D’abord, de l’obscurité. Lia Rodrigues joue avec la patience du public. Dans ce noir épais, un frémissement presque imperceptible se distingue, grâce à nos yeux désormais habitués à scruter la pénombre. Peu à peu, depuis une masse indistincte de textures et de matières, des formes commencent à émerger, dans un silence absolu. L’effet est saisissant : sans que l’on s’en rende compte, la matière se métamorphose. Les silhouettes se redressent, nous observent, immobiles. Des visages expressifs surgissent, fixant l’audience avec une intensité troublante. Est-ce la pile de vêtements abandonnés sur une chaise qui s’anime la nuit, dans la demi-conscience du sommeil ? Ou bien des voyageur-euses nomades portant leurs biens à travers un désert ? L’ambiguïté ouvre la voie à une lecture onirique infinie.

De ce magma initial se déploient des tableaux mouvants, d’une lenteur minutieusement contrôlée. Les neuf interprètes (Leonardo Nunes, Valentina Fittipaldi, Andrey da Silva, David Abreu, Raquel Alexandre,Daline Ribeiro, João Alves, Cayo Almeida, Vitor de Abreu) glissent d’un tableau à l’autre, empruntant au registre du bouffon : grimaces, postures outrées, visages déformés, provoquant les rires du public. Puis surgissent d’autres images, aux accents bibliques : chaque interprète semble incarner une parabole, une histoire singulière. La blancheur première se dissout alors dans un éclat de couleurs, de paillettes, de singularités revendiquées avec fierté. Les transitions scéniques et vestimentaires, d’une fluidité magistrale, donnent l’impression d’un flux continu, sans couture, où chaque état en contient déjà un autre, en gestation.
Cette esthétique du passage et de la transformation est au cœur de la démarche de Lia Rodrigues. Depuis ses débuts dans les années 1970, à São Paulo, où elle fonde le groupe Andança, jusqu’à son travail avec la chorégraphe Maguy Marin en France, la chorégraphe a toujours exploré les seuils : entre le visible et l’invisible, le politique et le poétique, le populaire et l’érudit. En 1990, elle fonde sa compagnie à Rio de Janeiro, puis crée le Festival Panorama, qui devient une référence de la danse contemporaine au Brésil. Mais c’est surtout son engagement, depuis 2004, dans la favela de Maré, qui définit son geste artistique : faire du théâtre et de la danse des outils de transformation sociale. Le Centro de Artes da Maré et l’Escola Livre de Danças, qu’elle a contribués à fonder, incarnent ce dialogue entre création et éducation, entre esthétique et politique.

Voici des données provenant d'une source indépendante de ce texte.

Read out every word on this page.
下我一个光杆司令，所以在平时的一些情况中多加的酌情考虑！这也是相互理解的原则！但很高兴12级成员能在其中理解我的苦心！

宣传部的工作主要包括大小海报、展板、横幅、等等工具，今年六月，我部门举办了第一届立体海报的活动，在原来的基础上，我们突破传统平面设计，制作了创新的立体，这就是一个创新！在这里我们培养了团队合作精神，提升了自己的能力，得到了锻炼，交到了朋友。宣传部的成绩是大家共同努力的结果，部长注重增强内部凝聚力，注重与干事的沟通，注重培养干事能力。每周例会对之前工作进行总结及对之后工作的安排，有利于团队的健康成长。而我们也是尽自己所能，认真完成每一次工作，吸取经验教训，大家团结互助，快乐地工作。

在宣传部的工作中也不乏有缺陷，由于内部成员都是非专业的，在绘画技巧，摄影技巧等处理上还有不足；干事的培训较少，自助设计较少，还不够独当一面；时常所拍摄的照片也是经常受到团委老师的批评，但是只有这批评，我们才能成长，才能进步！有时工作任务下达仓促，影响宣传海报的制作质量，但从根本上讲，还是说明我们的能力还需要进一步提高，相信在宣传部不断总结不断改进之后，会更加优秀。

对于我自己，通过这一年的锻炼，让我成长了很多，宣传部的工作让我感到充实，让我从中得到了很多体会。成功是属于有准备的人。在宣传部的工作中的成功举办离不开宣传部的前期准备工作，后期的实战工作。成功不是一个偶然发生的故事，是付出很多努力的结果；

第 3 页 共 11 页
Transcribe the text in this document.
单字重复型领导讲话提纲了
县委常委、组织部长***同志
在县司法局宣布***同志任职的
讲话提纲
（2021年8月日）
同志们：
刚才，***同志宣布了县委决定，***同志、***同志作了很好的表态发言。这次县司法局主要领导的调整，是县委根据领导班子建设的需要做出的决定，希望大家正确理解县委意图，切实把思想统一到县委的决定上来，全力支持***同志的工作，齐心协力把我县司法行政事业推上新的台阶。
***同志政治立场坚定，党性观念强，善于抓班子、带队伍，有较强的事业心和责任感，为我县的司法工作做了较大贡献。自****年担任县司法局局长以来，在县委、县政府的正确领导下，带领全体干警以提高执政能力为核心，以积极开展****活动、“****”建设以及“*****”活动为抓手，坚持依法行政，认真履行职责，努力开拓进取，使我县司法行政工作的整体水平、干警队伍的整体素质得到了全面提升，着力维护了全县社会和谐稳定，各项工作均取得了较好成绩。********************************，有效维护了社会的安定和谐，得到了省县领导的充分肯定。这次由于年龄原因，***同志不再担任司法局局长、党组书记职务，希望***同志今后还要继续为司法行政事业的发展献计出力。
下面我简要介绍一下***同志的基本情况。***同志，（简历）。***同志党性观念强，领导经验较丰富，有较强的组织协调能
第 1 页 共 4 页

Borda s’inscrit pleinement dans cette trajectoire. Le spectacle met en tension les imaginaires collectifs et les présences individuelles, les références mythologiques et l’humour burlesque, la matière brute et l’éclat scintillant. Créé en collaboration avec les interprètes à partir des costumes de précédents spectacles de Lia Rodrigues, Borda peut se lire comme une continuité, où ils et elles re-brodent, re-cousent, et façonnent un univers recyclé. Elle invite à penser la frontière (borda en portugais) comme un lieu fertile, où les identités se déplacent, se brouillent, se réinventent. Dans ce théâtre de métamorphoses, Lia Rodrigues rappelle que la danse n’est pas seulement mouvement : elle est résistance, mémoire, et promesse d’utopie.
Léa Crissaud
Infos pratiques :
Borda de Lia Rodrigues, à la Comédie de Genève dans le cadre de la Bâtie, du 1er au 3 septembre 2025.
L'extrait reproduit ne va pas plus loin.